Thailands Regierungschef Anutin Charnvirakul habe aufgrund des Todes der früheren Königin des Landes um eine Vorverlegung der Unterzeichnung gebeten, erklärte Trump. "Leider ist die Königinmutter von Thailand gerade verstorben. Ich spreche dem großartigen thailändischen Volk mein Beileid aus", fügte der US-Präsident hinzu.

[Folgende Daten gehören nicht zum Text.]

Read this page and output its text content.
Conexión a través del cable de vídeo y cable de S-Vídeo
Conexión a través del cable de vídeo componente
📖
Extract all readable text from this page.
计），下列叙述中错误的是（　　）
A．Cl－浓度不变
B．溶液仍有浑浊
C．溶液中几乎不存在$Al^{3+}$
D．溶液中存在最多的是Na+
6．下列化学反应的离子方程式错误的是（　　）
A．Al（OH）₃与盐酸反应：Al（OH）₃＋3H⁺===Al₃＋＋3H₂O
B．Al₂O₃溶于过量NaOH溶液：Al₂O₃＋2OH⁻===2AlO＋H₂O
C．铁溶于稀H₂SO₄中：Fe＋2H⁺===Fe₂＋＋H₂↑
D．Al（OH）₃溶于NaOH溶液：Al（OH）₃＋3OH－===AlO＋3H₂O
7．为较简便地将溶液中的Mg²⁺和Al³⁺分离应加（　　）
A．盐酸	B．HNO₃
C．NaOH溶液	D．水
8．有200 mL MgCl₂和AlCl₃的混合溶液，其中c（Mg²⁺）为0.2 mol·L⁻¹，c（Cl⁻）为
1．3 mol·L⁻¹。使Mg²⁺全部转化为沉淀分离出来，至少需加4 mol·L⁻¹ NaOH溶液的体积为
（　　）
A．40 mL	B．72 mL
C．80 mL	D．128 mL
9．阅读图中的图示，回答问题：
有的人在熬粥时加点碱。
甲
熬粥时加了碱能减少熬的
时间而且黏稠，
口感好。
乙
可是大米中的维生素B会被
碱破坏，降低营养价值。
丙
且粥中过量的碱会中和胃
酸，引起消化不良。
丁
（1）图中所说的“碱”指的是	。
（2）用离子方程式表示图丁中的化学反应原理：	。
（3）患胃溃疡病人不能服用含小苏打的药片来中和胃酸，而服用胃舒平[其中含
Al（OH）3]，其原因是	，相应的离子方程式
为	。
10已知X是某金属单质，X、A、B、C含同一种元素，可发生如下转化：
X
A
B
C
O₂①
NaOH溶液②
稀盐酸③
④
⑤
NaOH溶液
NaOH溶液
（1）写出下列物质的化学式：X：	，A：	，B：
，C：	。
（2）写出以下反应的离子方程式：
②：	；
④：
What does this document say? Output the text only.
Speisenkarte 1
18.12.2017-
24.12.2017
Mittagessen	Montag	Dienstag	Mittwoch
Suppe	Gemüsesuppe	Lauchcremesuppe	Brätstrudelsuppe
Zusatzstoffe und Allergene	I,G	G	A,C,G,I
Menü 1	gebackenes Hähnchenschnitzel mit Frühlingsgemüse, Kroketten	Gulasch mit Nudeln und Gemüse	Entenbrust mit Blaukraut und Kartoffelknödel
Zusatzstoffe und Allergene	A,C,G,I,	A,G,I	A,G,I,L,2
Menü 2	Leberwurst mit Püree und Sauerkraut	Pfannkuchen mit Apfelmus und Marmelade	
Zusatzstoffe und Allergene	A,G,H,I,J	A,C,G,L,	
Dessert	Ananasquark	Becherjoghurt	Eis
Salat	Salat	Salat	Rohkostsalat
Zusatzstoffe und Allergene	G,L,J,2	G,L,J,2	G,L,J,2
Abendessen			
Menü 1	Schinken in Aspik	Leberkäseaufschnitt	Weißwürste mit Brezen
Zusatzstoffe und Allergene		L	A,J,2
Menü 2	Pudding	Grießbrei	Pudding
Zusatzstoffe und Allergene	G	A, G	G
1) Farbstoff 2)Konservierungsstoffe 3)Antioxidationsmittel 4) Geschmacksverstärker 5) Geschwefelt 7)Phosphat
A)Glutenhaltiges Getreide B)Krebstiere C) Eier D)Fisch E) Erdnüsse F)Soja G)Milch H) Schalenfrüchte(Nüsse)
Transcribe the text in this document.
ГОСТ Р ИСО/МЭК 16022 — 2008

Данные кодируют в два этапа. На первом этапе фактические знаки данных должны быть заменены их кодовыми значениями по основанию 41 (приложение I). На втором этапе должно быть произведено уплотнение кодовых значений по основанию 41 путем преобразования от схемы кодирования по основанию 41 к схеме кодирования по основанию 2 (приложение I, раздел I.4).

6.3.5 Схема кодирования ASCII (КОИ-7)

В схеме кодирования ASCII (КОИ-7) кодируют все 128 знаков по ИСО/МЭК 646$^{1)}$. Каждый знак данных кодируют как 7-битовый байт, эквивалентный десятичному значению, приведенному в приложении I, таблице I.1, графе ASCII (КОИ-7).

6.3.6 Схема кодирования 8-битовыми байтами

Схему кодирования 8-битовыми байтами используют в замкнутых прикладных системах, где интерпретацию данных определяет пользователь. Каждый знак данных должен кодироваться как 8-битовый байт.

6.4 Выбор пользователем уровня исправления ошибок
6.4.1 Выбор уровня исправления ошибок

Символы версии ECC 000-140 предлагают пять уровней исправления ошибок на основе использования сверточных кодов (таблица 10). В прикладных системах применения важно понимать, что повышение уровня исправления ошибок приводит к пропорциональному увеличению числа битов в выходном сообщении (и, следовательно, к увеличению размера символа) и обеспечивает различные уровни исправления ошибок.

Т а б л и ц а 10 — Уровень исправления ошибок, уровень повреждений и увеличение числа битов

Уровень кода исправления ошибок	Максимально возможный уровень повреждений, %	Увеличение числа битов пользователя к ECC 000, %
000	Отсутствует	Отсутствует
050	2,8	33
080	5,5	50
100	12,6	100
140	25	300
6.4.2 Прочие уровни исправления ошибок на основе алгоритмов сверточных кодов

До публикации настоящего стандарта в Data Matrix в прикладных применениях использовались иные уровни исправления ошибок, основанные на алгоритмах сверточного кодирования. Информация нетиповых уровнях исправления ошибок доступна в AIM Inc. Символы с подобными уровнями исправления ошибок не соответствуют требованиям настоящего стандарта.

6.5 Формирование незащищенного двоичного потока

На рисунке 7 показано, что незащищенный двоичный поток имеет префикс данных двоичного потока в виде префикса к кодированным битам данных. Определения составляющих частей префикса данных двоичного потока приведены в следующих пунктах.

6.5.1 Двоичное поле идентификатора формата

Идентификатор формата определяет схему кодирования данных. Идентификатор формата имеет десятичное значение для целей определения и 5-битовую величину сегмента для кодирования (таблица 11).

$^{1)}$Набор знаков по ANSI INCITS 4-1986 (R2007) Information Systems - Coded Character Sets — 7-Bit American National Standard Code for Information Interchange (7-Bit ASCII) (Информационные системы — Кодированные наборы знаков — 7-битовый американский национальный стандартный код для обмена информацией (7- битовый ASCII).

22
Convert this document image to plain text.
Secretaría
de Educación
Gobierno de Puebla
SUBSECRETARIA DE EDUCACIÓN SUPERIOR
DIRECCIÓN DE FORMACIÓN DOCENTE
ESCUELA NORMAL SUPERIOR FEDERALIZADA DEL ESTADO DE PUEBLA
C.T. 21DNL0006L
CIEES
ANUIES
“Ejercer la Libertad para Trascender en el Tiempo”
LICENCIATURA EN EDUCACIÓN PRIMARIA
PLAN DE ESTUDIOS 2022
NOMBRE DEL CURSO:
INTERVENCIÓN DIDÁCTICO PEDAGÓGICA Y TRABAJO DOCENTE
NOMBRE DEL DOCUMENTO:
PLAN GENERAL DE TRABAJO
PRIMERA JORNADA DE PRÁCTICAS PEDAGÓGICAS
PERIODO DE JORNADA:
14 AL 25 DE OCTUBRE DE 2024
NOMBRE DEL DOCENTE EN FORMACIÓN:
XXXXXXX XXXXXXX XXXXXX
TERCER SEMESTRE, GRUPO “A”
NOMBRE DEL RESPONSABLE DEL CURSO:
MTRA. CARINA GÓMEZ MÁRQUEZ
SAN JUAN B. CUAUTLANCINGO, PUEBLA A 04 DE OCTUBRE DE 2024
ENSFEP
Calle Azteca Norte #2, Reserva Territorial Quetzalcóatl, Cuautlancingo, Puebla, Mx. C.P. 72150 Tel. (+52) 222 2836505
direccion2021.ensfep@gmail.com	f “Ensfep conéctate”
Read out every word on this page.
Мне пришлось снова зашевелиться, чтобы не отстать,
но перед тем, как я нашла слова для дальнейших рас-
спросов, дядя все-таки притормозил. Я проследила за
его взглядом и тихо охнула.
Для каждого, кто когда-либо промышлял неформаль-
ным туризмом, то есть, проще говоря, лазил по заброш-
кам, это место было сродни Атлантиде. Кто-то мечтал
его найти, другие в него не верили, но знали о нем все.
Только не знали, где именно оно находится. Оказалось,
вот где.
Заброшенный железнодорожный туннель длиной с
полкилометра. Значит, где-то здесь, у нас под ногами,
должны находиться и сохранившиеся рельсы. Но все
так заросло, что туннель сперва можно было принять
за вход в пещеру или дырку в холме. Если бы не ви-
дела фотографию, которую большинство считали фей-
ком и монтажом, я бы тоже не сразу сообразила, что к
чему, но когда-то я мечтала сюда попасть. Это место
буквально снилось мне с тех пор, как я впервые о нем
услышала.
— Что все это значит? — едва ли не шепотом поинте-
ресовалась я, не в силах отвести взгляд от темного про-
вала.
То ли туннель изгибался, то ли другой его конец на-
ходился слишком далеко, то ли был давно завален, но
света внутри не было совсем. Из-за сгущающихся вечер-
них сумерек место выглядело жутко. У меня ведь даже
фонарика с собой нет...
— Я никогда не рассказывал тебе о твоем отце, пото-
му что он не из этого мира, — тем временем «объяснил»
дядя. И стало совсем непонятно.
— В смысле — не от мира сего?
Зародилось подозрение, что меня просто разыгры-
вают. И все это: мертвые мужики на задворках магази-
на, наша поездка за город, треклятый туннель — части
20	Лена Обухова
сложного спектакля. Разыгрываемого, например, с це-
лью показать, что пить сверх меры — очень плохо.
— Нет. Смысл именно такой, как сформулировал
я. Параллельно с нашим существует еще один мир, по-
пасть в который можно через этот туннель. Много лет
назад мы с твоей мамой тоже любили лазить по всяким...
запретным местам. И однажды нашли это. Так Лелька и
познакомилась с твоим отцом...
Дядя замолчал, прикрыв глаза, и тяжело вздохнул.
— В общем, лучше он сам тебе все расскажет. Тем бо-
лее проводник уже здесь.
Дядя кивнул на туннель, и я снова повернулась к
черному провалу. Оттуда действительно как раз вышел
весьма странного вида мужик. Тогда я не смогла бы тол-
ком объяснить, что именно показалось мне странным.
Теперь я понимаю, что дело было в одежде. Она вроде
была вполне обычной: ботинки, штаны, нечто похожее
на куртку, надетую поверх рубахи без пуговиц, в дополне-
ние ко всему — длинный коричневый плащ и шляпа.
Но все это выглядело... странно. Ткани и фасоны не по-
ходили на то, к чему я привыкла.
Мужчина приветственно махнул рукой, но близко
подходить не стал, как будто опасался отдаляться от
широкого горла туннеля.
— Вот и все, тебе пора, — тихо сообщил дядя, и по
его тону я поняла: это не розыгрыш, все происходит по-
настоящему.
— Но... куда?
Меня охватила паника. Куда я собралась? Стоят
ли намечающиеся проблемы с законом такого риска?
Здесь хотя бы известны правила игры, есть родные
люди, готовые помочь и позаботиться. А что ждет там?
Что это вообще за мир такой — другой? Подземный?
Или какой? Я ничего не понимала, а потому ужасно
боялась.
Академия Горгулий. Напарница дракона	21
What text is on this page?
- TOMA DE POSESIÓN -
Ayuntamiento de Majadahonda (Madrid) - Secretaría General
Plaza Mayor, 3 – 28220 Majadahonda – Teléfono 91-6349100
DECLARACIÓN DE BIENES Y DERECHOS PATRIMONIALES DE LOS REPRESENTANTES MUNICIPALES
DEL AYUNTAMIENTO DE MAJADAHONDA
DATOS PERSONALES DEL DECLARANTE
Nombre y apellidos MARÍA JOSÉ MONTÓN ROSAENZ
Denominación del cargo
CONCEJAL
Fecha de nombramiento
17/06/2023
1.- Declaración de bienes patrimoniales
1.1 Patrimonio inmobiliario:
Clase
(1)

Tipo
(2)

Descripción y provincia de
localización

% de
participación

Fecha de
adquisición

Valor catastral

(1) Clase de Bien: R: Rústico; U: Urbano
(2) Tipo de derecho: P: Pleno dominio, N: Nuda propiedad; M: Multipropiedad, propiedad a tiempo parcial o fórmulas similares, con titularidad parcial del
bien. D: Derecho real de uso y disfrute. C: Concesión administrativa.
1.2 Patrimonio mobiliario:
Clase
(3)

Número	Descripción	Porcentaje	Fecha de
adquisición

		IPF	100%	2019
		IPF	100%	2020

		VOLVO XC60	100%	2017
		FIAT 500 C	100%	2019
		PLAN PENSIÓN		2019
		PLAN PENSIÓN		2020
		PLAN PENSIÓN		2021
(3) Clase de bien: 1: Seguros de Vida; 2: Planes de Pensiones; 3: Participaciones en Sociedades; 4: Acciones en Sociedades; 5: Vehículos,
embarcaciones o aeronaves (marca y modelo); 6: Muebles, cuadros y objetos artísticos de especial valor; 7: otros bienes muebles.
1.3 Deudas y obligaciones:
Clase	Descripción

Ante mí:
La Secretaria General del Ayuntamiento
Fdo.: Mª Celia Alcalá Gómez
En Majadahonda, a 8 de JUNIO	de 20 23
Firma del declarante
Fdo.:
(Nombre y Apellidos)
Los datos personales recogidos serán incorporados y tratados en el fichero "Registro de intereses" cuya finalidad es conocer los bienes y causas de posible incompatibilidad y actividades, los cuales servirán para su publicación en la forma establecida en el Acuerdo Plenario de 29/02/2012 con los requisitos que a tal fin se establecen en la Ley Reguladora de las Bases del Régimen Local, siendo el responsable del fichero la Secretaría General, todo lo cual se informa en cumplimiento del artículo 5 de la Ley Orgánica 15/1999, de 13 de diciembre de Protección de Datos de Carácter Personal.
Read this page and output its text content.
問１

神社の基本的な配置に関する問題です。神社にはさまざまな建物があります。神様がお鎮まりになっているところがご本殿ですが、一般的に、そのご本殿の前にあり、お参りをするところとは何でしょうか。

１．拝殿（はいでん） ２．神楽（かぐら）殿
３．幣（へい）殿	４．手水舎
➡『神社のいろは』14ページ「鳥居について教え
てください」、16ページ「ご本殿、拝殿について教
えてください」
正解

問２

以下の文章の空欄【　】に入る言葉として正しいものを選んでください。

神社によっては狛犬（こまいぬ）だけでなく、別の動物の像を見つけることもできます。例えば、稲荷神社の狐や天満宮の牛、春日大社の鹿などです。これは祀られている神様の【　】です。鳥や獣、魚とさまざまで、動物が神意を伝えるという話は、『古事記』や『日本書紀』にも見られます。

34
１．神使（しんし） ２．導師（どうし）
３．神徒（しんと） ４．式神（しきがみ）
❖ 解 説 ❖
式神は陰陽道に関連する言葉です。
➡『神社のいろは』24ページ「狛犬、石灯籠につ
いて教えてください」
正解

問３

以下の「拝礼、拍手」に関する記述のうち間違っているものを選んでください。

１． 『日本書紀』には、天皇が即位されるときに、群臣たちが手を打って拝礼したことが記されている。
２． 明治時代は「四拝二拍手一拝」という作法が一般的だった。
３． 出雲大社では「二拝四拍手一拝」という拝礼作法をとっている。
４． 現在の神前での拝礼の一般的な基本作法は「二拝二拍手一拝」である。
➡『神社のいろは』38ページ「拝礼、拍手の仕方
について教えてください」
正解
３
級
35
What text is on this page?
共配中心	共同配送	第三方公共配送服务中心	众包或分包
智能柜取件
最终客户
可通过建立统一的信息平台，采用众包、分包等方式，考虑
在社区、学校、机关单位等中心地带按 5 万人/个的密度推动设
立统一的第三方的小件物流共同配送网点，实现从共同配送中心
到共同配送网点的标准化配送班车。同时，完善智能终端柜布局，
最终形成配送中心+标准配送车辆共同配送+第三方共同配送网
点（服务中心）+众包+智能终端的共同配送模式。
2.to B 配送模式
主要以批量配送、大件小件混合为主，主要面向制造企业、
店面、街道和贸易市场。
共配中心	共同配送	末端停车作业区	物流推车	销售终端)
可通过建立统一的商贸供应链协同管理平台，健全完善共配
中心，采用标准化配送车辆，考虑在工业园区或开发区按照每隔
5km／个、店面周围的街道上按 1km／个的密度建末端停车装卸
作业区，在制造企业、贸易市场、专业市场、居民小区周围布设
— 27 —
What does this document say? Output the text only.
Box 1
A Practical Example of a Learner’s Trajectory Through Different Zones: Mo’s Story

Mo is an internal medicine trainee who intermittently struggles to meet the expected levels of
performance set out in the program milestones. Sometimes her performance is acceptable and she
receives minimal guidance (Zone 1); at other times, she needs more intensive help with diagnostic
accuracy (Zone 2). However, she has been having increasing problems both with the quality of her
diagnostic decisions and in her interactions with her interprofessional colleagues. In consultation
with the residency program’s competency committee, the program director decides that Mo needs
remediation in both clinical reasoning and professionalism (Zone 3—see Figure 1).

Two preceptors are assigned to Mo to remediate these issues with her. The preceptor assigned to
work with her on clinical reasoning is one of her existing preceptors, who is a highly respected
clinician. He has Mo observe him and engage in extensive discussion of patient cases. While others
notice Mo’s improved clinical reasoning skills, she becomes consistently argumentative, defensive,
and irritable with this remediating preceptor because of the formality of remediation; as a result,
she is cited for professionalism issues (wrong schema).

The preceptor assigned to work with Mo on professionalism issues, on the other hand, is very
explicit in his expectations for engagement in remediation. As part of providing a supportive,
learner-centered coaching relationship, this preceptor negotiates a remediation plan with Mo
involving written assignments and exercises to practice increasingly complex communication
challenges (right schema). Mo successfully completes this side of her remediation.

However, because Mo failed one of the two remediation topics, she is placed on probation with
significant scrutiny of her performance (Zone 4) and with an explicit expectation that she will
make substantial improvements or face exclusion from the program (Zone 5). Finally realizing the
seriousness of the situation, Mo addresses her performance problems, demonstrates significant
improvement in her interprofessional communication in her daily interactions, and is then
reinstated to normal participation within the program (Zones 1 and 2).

Sirikit, Mutter des derzeitigen Königs Vajiralongkorn und 66 Jahre lang mit dem früheren Monarchen Bhumibol Adulyadej verheiratet, war am Freitag im Alter von 93 Jahren verstorben. Regierungschef Charnvirakul bezeichnete den Tod Sirikits vor Journalisten als "großen Verlust für die Nation". Er verschob wegen des Trauerfalls seine für Samstag vorgesehene Abreise zum Gipfel der Asean-Staaten.
Bei der militärischen Auseinandersetzung zwischen den beiden Nachbarstaaten Thailand und Kambodscha waren im Juli mindestens 43 Menschen getötet worden. Nach Telefonaten Trumps sowie der Vermittlung des malaysischen Regierungschefs und Vorsitzenden der Asean-Staatengruppe Anwar Imbrahim und chinesischer Unterhändler trat eine Waffenruhe in Kraft. Kambodschas Regierungschef Hun Manet hatte Trump infolge seiner Vermittlungsarbeit zwischen Kambodscha und Thailand für den Friedensnobelpreis vorgeschlagen.
Zum Auftakt seiner mehrtägigen Asien-Reise nimmt Trump am Sonntag am Gipfel der Vereinigung südostasiatischer Staaten (Asean) in Malaysia teil. Dort kamen am Samstag in der Hauptstadt Kuala Lumpur bereits Delegationen unter Leitung von US-Finanzminister Scott Bessent und Chinas Vize-Regierungschef He Lifeng zu vorbereitenden Gesprächen zusammen.
Nach einem Besuch in Tokio am Montag wird Trump am Mittwoch in Südkorea erwartet, wo der Gipfel der Asiatisch-Pazifischen Wirtschaftsgemeinschaft (Apec) stattfindet. Dort soll es am Donnerstag zu der ersten persönlichen Begegnung mit Chinas Präsident Xi seit Trumps erneutem Amtsantritt im Januar kommen.